San Joaquin River DOTMDL -- Technical Working Group

Delta plan has anglers furious ; Project would ship more water south

Stockton Record - January 27, 2005
By Warren Lutz

Delta plan has anglers furious ; Project would ship more water south
Stockton Record 1/27/06
By Warren Lutz, staff writer

STOCKTON - Delta fishermen lashed out at state water officials at a public hearing Thursday night, saying their plans to pump more water south would deal a fatal blow to Delta fish.

"Even the project's name - the South Delta Improvements Program - failed to escape the anglers' ire.

"Any plan that requires more pumping from the Delta cannot have the name 'improvements' on it," said Stockton bass fisherman Dave Hurley.

About two-thirds of Californians drink water from the Delta, much of which is sent south through pumps near Tracy for drinking and irrigating farmland. The project involves permanent water barriers in Delta canals, which officials say will allow the state to protect fish, deliver water to local farmers and send more water to the southern part of the state.

The state uses temporary stone walls to steer fish away from those pumps.

State water department official Kathy Kelly told the crowd of about 120 people the project doesn't necessarily mean more water sent south.
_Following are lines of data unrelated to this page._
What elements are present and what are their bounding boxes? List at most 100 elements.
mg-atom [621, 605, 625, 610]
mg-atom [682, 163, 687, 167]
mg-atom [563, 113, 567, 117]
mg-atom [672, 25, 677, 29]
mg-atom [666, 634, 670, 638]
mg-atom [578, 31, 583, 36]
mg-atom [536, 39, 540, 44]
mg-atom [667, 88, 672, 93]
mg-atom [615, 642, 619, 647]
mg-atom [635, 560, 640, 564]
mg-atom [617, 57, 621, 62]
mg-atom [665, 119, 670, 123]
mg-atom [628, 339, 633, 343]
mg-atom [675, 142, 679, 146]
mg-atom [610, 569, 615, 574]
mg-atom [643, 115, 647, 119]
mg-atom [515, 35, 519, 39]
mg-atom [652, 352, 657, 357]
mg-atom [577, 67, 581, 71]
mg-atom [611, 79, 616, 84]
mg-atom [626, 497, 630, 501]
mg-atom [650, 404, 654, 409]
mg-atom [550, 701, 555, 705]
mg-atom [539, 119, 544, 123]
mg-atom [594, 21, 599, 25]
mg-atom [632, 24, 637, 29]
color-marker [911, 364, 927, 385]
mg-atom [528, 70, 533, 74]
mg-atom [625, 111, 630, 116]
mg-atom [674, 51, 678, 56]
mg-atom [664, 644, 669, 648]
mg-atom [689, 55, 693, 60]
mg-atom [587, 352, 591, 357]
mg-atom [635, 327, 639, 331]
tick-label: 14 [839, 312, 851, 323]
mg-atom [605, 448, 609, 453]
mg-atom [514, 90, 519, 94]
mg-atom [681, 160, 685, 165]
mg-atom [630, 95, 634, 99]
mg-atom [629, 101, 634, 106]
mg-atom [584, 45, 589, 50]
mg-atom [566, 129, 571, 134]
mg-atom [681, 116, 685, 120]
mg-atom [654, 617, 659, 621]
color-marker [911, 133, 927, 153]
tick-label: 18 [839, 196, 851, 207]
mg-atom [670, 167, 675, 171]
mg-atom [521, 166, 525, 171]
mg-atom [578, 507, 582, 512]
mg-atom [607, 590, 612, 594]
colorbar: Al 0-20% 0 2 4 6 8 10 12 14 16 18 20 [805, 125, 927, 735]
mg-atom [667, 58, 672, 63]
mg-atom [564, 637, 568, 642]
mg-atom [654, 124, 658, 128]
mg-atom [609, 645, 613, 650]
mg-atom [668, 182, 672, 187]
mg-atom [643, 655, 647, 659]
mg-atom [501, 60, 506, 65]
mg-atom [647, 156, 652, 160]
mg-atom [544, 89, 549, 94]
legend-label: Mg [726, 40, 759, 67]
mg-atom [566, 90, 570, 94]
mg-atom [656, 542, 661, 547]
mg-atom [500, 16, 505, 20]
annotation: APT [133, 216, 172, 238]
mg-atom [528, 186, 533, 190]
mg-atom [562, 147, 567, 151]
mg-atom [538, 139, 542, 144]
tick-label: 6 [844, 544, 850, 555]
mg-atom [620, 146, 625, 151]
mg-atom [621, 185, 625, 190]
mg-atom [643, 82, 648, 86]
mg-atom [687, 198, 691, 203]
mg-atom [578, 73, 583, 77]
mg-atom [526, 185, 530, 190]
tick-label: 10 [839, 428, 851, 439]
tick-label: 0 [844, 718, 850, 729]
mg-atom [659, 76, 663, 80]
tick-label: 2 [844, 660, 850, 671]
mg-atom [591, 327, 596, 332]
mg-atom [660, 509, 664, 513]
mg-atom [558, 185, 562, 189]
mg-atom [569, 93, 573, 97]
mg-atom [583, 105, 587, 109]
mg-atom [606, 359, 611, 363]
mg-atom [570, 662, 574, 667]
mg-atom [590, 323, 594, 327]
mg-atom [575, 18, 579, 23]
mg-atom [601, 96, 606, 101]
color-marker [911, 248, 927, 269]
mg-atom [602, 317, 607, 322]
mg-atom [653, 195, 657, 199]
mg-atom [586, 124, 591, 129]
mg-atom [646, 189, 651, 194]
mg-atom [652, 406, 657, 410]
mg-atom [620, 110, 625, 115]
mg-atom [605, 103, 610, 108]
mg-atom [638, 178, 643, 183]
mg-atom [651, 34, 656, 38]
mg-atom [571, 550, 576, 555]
Water quality needs alone mean the project must be built, she said.

"We need those gates right now," she said.

While the hearing in downtown Stockton was supposed to be about the project's environmental report, most speakers focused their complaint on the project itself.

Most saw the plan as being driven by politics and profits at the cost of Delta fish and local water needs.

Others referred to recent studies that suggested water exports probably contributed to the recent population decline of Delta smelt.

Biologists watch the tiny fish closely because it is considered a barometer for the Delta's overall health.

At one point during the hearing, dozens of outdoorsmen showed off their numbers by dumping 4,000 postcards from project critics into a black plastic basket as water officials looked on.

Supporters of the plan - mostly water agencies, farm groups and cities south of the Delta - say the plan would only allow 5 percent more water to be sent south through large pumps near Tracy.

Early on, a Santa Clara Water Agency official spoke in the project's favor, followed by many more against it.

California Sportfishing Protection Alliance Chairman Bill Jennings, who said he waded through the environmental report, doubted the project would meet any of its goals except increased exports.

"It is simply a stalking horse for accelerated exports," he said.

Jennings said he and other opponents probably wouldn't be able to stop the project, predicting the matter would end up in court.

Regarding state water officials, "they're on a freight train," he said.

This was the last of three public hearings on the project. Public comments will be accepted until Feb. 7.